To describe a case of oromandibular dystonia following recreational cocaine use and highlight the diagnostic and therapeutic challenges related to potential adulteration.
Cocaine remains one of the most commonly abused stimulants in the United States, with rising use linked to higher rates of cardiovascular, psychiatric, and infectious complications. While these multisystemic effects are well established, its influence on neuromodulation and motor control is less understood. Increasing evidence suggests that chronic cocaine exposure can disrupt basal ganglia circuits by blocking dopamine reuptake, leading to dystonias, tremors, or tics. Such symptoms may be mistaken for primary or psychiatric disorders, delaying appropriate care. Prolonged cocaine use, particularly in combination with antipsychotics, may heighten susceptibility to extrapyramidal side effects through dopaminergic and glutamatergic imbalance, resulting in subcortical instability.
A 25-year-old woman presented with abnormal mouth movements after a three-day episode of heavy cocaine use. Her symptoms included sustained jaw opening, excessive salivation, and difficulty eating, which resolved during sleep. She denied any preceding prescription neuroleptic use. Trials of valbenazine and trihexyphenidyl worsened dystonic movements. While clonazepam provided relief, it was short lived. An MRI revealed temporomandibular jaw arthritis due to persistent grinding. Ultimately chemodenervation with botulinum toxin injection into the pterygoid muscles under EMG guidance led to early improvement. In this case, the symptom onset following cocaine use, in the absence of neuroleptic treatment, raises concern for inadvertent exposure to a dopamine-blocking adulterant.

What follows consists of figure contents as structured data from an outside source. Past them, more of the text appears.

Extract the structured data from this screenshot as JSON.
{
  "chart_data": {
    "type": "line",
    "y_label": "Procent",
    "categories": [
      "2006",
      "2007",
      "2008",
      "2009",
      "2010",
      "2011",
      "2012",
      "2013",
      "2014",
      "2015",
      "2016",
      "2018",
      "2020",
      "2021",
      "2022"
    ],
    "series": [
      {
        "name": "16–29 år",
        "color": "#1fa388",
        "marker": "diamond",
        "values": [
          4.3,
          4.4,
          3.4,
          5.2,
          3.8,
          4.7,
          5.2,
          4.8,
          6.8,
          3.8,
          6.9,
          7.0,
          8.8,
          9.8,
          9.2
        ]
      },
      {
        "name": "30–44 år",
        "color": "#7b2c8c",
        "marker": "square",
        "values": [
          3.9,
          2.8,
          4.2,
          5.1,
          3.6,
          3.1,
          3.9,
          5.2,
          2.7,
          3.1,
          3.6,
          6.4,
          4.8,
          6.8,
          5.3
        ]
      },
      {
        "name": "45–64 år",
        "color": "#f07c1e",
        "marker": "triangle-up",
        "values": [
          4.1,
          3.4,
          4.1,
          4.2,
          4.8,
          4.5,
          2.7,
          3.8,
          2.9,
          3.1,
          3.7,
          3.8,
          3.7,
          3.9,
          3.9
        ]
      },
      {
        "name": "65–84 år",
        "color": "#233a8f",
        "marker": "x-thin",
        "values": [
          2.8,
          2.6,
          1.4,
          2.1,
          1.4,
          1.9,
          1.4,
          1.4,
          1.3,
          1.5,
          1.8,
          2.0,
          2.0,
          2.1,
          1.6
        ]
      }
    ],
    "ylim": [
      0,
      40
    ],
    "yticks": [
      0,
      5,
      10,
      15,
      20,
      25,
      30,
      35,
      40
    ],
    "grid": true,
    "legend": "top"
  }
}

This case illustrates how cocaine and potential adulterants can interact to disturb dopaminergic pathways and trigger dystonia. Clinicians should consider stimulant-induced and adulterant-related causes in new-onset movement disorders. Broader toxicology testing, increased clinical awareness, and the use of botulinum toxin for refractory cases may improve patient outcomes and diagnostic accuracy.